HAV is usually transmitted through direct contact with an infectious person, and in some cases, can be transmitted to a fetus from an infected mother, or can be caused by the blood transfusion or can be parenterally infected among gays.
The hepatitis A virus is transmitted primarily by the oral route; that is when an uninfected person ingests food or water that has been contaminated with the faeces of an infected person, and a group outbreak is usually associated with sewage-contaminated or inadequately treated water.
Hepatitis A can be suspected through characteristic clinical patterns in which jaundice occurs within a week after the general symptoms, and can be confirmed through hepatitis A antibody test.

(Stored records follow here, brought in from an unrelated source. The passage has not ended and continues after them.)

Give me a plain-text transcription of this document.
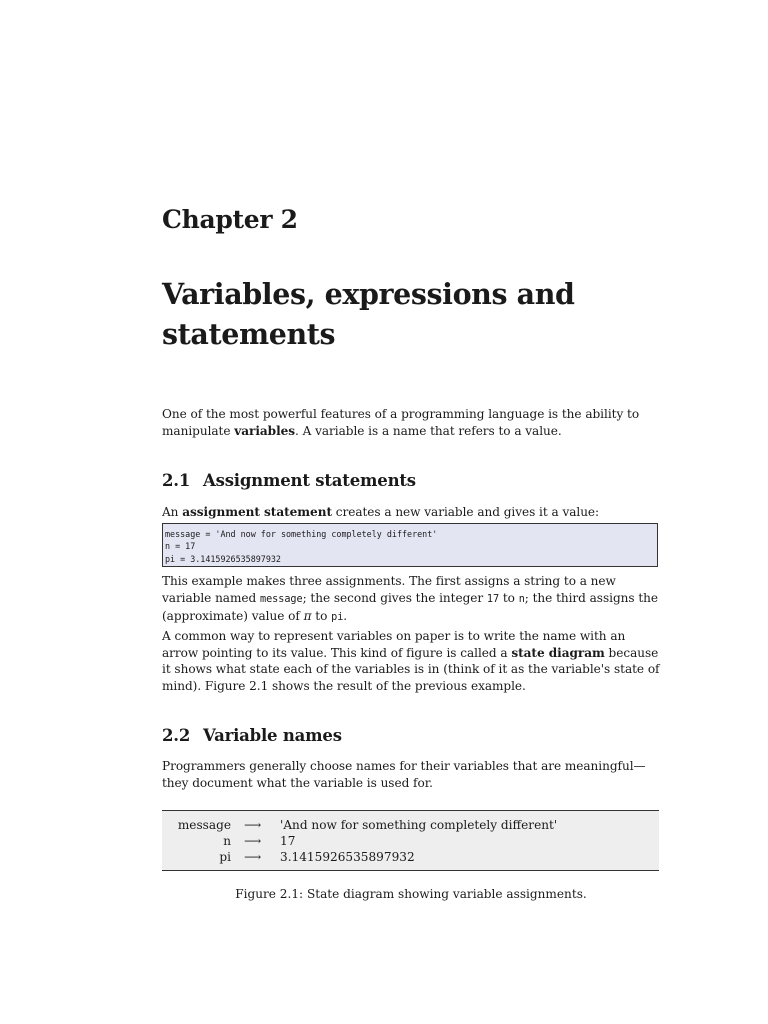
Chapter 2
Variables, expressions and statements
One of the most powerful features of a programming language is the ability to manipulate variables. A variable is a name that refers to a value.
2.1 Assignment statements
An assignment statement creates a new variable and gives it a value:
message = 'And now for something completely different'
n = 17
pi = 3.1415926535897932
This example makes three assignments. The first assigns a string to a new variable named message; the second gives the integer 17 to n; the third assigns the (approximate) value of π to pi.
A common way to represent variables on paper is to write the name with an arrow pointing to its value. This kind of figure is called a state diagram because it shows what state each of the variables is in (think of it as the variable's state of mind). Figure 2.1 shows the result of the previous example.
2.2 Variable names
Programmers generally choose names for their variables that are meaningful—they document what the variable is used for.
message ⟶ 'And now for something completely different'
n ⟶ 17
pi ⟶ 3.1415926535897932
Figure 2.1: State diagram showing variable assignments.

Infection of Hepatitis A can be prevented by vaccines.
Nearly 95% of people develop protective levels of antibodies to the virus by injecting an additional vaccine in 6-12 months or 6-18 months after the first vaccination depending on the type of vaccines.
This works not only for children over the age of two, but also for adults who have not yet been exposed to the virus.
The side effects of the vaccination locally occur in the form of fever or headache and the red reaction around the injected area.